Firstly, the U.S. dollar has strengthened with news of the latest stimulus bill, currently blocked by an obdurate political logjam. The release of a new stimulus will require more dollars to be printed, hence its delay has seen a temporary pick up in the dollar. This temporary rebound in the dollar is highly likely to be anomalous in 2020/2021. Regardless of the outcome of the upcoming U.S. presidential election, politicians will have to come to an agreement on the release of a stimulus package that leads to more money being printed by the federal reserve.
Secondly, the largest market makers in gold are central banks, who store billions of dollars of gold as reserves. In August of this year, central banks became net sellers of gold when Uzbekistan sold 31.7 tonnes of gold to boost liquidity. This heavy influx of supply naturally lowered the spot price. Russia, accounting for 30% of gold purchases in 2019 announced in April that they were halting purchases. Per the World Gold Council (WGC), central banks have purchased around 13 billion USD of gold at current prices in 2020, a sparse amount compared to their low-end estimate of 60 billion invested in gold-backed ETFs by investors. Overall, a combined lack of demand from central banks and potential selloffs to raise liquidity are big concerns for the gold price going forward.
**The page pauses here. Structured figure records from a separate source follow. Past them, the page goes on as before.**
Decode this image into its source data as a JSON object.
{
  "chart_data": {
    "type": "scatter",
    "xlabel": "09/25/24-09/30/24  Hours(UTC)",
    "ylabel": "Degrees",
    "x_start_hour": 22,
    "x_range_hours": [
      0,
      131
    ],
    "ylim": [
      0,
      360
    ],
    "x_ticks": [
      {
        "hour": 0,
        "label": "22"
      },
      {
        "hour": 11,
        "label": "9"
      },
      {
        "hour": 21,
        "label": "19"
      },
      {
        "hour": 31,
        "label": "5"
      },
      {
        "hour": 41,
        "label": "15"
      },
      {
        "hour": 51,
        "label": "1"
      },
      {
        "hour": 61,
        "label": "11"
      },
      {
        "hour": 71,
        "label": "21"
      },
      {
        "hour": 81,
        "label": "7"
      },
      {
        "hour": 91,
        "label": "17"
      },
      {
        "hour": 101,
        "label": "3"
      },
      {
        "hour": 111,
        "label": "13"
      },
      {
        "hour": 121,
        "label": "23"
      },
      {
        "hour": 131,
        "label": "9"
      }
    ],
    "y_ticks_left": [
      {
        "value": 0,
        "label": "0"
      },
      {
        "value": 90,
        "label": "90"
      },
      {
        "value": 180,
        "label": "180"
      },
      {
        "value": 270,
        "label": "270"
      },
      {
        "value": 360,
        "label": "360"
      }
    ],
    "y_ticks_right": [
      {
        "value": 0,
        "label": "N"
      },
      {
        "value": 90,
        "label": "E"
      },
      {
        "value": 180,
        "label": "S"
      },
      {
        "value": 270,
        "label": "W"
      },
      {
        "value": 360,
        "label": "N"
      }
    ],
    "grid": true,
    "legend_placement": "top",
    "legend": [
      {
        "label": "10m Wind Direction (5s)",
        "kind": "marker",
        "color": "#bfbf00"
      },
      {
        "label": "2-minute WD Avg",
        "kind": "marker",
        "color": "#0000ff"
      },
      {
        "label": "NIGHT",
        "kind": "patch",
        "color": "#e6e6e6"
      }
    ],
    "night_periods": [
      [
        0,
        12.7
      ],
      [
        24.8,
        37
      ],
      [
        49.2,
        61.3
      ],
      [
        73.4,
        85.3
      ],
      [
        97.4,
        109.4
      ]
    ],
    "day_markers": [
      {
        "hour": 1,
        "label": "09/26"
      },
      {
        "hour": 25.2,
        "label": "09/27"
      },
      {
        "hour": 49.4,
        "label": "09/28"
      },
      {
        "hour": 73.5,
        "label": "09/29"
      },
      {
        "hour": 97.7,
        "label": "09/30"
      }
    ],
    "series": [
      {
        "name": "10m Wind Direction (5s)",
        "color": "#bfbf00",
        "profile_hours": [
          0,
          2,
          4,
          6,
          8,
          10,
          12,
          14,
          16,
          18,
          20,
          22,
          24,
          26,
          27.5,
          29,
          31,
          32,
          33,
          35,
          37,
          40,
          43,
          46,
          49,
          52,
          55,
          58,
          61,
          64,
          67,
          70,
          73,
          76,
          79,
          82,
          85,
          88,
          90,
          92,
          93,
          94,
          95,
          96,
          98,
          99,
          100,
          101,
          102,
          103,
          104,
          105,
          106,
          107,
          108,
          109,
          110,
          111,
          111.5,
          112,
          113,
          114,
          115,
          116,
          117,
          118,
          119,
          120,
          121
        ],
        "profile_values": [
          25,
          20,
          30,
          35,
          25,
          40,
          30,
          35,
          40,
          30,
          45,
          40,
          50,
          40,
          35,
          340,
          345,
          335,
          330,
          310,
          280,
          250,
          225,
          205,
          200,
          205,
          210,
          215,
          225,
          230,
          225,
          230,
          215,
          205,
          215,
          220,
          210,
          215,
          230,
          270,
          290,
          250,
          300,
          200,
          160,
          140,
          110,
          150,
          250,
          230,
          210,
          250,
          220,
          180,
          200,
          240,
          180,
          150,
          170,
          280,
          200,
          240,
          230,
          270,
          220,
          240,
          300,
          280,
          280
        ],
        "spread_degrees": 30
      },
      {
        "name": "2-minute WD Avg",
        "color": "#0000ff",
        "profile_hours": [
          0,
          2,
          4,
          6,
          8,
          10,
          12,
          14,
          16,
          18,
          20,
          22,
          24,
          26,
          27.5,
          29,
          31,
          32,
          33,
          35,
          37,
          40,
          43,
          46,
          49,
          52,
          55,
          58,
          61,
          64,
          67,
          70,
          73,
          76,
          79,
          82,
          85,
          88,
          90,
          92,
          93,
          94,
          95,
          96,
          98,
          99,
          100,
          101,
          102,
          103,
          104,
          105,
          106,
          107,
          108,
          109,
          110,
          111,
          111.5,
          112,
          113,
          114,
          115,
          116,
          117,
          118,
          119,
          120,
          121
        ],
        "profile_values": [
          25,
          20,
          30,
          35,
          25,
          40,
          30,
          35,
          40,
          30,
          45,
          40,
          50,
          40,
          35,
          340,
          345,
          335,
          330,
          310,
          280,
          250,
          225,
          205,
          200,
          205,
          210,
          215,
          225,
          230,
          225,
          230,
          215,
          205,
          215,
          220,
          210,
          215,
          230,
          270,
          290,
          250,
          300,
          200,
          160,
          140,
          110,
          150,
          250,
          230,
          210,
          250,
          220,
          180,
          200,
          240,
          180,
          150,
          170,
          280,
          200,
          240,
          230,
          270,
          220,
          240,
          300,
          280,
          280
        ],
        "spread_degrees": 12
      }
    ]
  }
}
That said, the overall outlook for gold is bullish. UBS has echoed Goldman Sachs’s views this week with a report suggesting election outcome uncertainty in the U.S augured a positive outlook for gold. Meanwhile, a manager at the Ruffer Investment Company predicted that ‘over the next decade it is hard to think of an asset that will do better than gold’ and has invested 8% of his fund’s liquidity into the metal. A weaker dollar, asset price inflation and high uncertainty as economies emerge from COVID-19 seem likely to keep the gold price high as investors search for safety. Additionally, Mark Fitzgerald, head of product specialism at The Vanguard Group, has pointed out that the demand for gold may also be fuelled by onlooking investors jumping on the bandwagon of gold’s success, as speculators hope to pick a winner in this Keynesian beauty contest.